Deniz Kuvvetleri Komutenlığı adayı 1978'e dek elinde tuttu. Ada, 1993'te İstanbul Üniversitesi Su Ürünleri Fakültesi'ne tahsis edildi.
Fakülte de iki yıl sonra terkedince, ada bugünkü "hayalet kasaba" görünümüne dönüşmeye başladı.
Bugün irili ufaklı yaklaşık 20 yapının yer aldığı adada, en çok tanınan yapı, spor salonundan bozma mahkeme.
İçi, son yıllarda adayı ziyaret eden çeşitli sivil gruplar tarafından duvar yazıları ve resimlerle donatılmış binada, darbenin yıldönümlerinde anma törenleri yapılıyor.
Mahkeme salonunun önündeki merdivenlerin bağlandığı patikayı sola doğru birkaç yüz metre takip edince, 27 Mayıs'ta koğuş olarak kullanılan binalara ulaşılıyor.
Bayar ve Menderes'in tek, diğerlerinin gruplar halinde tutuldukları küçük odalardan oluşan binalar, sonraki yıllarda herhangi bir özel muamele görmeden kullanılmaya devam etmiş.
Odaların kapıları sökülmüş, döneme ait fotoğraflarda Bayar ve Menderes'in önünde görüntülendiği denize nazır pencereler bugün camsız ve çerçevesiz.
Koğuş olarak kullanılan odalarda ranzalar, dolaplar, çalışma masaları, sandalyeler, giysiler göze çarpıyor.
Hatta bir tanesi mutfak haline getirilmiş; buzdolabı, gaz ocağı, kap kacak, hatta yemeklik sebzeler var.
Odaların çok yakın zamana kadar kullanıldığı belki de kullanılmaya devam edildiği anlaşılıyor. Fakat kim tarafından kullanılıyor ? Bu belli değil.
Yoğun bitki örtüsüyle kaplı adada yürümek güç. Koğuşlardan adanın ortasında doğru ilerleyince Bulwer'in malikanesinden geriye kalan parçaya ulaşıyorsunuz. Tarihi yapının bazı burçları ayakta.

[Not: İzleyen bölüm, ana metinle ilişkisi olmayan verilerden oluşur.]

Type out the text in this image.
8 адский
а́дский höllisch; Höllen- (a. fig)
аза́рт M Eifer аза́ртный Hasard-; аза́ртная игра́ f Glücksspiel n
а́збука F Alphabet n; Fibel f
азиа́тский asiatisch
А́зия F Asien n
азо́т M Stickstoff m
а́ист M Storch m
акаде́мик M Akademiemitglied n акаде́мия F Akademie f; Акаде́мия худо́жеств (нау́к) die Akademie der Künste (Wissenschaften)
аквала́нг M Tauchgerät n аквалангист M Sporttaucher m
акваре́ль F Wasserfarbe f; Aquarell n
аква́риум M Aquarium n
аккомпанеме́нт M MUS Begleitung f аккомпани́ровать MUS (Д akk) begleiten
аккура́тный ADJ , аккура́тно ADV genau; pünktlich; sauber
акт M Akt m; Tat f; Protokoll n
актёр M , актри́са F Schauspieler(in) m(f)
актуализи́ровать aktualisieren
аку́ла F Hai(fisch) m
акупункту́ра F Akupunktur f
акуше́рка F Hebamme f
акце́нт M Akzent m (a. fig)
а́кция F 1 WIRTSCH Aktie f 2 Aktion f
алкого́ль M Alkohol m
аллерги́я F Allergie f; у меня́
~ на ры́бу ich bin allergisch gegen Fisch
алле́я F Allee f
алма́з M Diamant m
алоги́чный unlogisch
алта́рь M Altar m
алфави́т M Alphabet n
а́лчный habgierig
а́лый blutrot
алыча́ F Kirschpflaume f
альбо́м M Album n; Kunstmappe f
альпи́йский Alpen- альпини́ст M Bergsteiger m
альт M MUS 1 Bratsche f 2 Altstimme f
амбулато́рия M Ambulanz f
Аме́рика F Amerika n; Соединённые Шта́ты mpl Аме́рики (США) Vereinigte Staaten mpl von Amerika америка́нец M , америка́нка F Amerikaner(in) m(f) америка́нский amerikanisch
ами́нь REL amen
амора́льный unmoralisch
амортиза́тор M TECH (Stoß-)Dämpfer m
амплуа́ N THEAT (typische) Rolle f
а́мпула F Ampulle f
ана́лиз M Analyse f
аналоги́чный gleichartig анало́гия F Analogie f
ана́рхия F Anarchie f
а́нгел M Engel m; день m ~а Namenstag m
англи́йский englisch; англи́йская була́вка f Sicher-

Malikanenin önünde küçük bir meydan, meydanda da bir çeşme var. Çeşmenin solundan ilerleyince, Su Ürünleri Fakültesi'nin dekanlık makamı olarak kullandığı belirtilen binaya ulaşılıyor.
Her yanı sarmış otların ve kuruyup düşmüş ağaç dallarının altında zorlukla seçilen merdivenlerden inince, Bizans zindanının kapısı görülüyor. İçeride, sağlı sollu dizilmiş toplam 12 hücre var.
Yapıya, küçük bir baca dışında hiçbir noktadan ışık girmiyor. Fener olarak kullandığımız cep telefonlarının sağladığı ışıkla hücrelerin içini görmeye çalışıyoruz ama nafile.